Londres et Kigali ont signé mardi au Rwanda un nouveau traité visant à ressusciter un accord controversé pour expulser dans ce pays africain les demandeurs d’asile arrivés de manière irrégulière au Royaume-Uni. Les autorités rwandaises se sont engagées à ne pas expulser des personnes vers un pays où leur vie serait menacée.
Le gouvernement de Rishi Sunak s’efforce de sauver la mesure phare de sa politique contre l’immigration illégale. Trois semaines après le camouflet infligé par la Cour suprême britannique, qui estimait que son projet d’expulser des demandeurs d’asile au Rwanda était illégal, le ministre de l’Intérieur est de retour à Kigali.
James Cleverly et le ministre rwandais des Affaires étrangères, Vincent Biruta, ont annoncé mardi 5 décembre la signature d’un nouvel accord. Ce traité « répondra aux préoccupations de la Cour suprême en garantissant notamment que le Rwanda n’expulsera pas vers un autre pays les personnes transférées dans le cadre du partenariat », a indiqué un communiqué du ministère de l’Intérieur.
Our landmark treaty with Rwanda makes it clear – we will do whatever it takes to stop the boats. pic.twitter.com/oHhg3U6yzC
— James Cleverly🇬🇧 (@JamesCleverly) December 5, 2023
Lors de sa décision le 15 novembre, la Cour suprême britannique s’était inquiétée que Kigali expulse des personnes vers un pays où leur vie ou leur liberté serait menacée. Les hauts magistrats avaient également estimé que le Rwanda ne pouvait être considéré comme un pays sûr.
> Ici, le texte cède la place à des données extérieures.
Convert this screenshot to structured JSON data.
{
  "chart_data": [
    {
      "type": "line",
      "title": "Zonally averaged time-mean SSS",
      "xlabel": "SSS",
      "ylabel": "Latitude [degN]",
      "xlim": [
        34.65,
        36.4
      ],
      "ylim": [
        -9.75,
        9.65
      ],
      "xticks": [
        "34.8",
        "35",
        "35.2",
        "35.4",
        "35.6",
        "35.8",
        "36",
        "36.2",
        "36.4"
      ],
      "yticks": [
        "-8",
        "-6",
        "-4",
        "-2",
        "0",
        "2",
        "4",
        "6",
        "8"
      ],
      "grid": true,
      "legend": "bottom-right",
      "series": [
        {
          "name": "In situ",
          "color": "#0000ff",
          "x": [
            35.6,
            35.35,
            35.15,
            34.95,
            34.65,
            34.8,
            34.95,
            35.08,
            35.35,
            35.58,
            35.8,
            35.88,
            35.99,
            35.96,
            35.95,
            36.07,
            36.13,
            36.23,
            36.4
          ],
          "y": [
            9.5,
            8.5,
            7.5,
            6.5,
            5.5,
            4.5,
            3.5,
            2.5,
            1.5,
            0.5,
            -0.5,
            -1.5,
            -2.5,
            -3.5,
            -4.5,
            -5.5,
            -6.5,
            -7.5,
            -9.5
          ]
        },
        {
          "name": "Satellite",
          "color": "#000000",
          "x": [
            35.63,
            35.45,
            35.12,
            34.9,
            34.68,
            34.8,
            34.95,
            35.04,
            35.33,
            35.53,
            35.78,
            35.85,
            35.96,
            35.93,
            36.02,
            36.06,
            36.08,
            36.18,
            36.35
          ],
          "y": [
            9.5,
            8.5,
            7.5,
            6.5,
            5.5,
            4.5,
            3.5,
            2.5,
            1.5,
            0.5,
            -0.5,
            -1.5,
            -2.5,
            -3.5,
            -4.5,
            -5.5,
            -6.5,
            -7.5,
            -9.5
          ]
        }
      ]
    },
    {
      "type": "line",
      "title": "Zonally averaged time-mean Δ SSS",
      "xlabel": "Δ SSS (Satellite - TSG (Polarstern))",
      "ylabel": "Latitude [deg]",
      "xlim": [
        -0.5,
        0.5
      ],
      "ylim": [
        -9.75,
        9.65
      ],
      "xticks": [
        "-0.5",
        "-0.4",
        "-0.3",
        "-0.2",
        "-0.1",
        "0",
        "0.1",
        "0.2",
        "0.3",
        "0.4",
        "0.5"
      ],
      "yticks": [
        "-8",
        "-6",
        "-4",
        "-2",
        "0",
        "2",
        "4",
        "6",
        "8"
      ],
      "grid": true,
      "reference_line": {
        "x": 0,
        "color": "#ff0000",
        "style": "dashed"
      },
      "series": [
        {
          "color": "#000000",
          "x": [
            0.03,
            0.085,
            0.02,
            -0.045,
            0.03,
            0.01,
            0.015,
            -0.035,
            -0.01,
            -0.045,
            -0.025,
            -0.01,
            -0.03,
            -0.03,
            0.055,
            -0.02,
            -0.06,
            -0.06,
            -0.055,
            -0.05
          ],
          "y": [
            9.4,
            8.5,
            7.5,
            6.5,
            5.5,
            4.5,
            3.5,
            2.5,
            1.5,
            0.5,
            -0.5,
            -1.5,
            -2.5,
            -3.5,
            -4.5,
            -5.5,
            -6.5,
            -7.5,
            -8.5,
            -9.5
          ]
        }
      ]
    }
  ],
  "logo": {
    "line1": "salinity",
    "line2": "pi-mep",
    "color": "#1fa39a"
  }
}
« Mettre fin à ce manège » en désignant le Rwanda comme pays sûr
Le nouvel accord comprend notamment la mise en place « d’un tribunal conjoint avec des juges rwandais et britanniques à Kigali pour garantir que la sécurité des migrants est assurée et qu’aucun des migrants envoyés au Rwanda ne soit expulsé vers son pays », a affirmé lors de la conférence de presse le porte-parole adjoint du gouvernement rwandais, Alain Mukuralinda. « Et il veillera également à écouter toutes les plaintes des migrants », a-t-il poursuivi.
Londres répond ainsi aux critiques de la Cour suprême sur le manque d’indépendance au Rwanda et sur les risques de persécutions.
« Il est clair que le Rwanda est un pays sûr, et nous travaillons à un rythme soutenu pour faire avancer ce partenariat afin d’arrêter les bateaux [qui traversent la Manche, ndlr] et sauver des vies », a assuré James Cleverly, cité dans un communiqué.
En plus du traité, le gouvernement britannique introduira une « législation d’urgence » au Parlement pour désigner le Rwanda comme un pays sûr et ainsi « mettre fin à ce manège », a précisé lundi soir le Premier ministre Rishi Sunak dans une interview au Sun.
« Immense admiration » pour le Rwanda
Lors d’une conférence de presse mardi, le ministre rwandais Vincent Biruta a déclaré que son pays avait « poursuivi ce partenariat avec le Royaume-Uni parce-que nous pensons que nous avons un rôle à jouer dans cette crise de l’immigration clandestine ». James Cleverly a quant à lui fait part de son « immense admiration pour le gouvernement rwandais, qui a reçu de nombreuses critiques ».
Le Rwanda est dirigé de facto d’une main de fer depuis 1994 par Paul Kagame. Selon Human Rights Watch (HRW), les « exécutions extrajudiciaires, les décès en détention, les disparitions forcées et la torture » sont légion dans le pays.
Londres doit « ouvrir les yeux sur le passé du Rwanda en matière de violations des droits humains, notamment à l’encontre des réfugiés et des demandeurs d’asile (…) et abandonner une fois pour toutes ses projets d’expulsion des demandeurs d’asile vers le Rwanda », a exhorté Yasmine Ahmed, directrice Royaume-Uni pour l’ONG.
Suite au revers des magistrats britanniques, le ministre de l’Intérieur avait défendu la « transformation miraculeuse » du Rwanda et dit avoir perçu dans certaines des critiques « des attitudes paresseuses parce que c’est un pays africain ».
Quand est-ce que ce nouvel accord sera opérationnel ? Une fois signé, il devra ensuite être ratifié par les Parlements britannique et rwandais. Mais de nombreux avocats et organisations caritatives estiment qu’il est peu probable que les vols d’expulsion puissent commencer avant les élections de l’année prochaine. Le Parti travailliste d’opposition, qui dispose d’une avance à deux chiffres dans les sondages, envisage d’abandonner la politique rwandaise s’il gagne.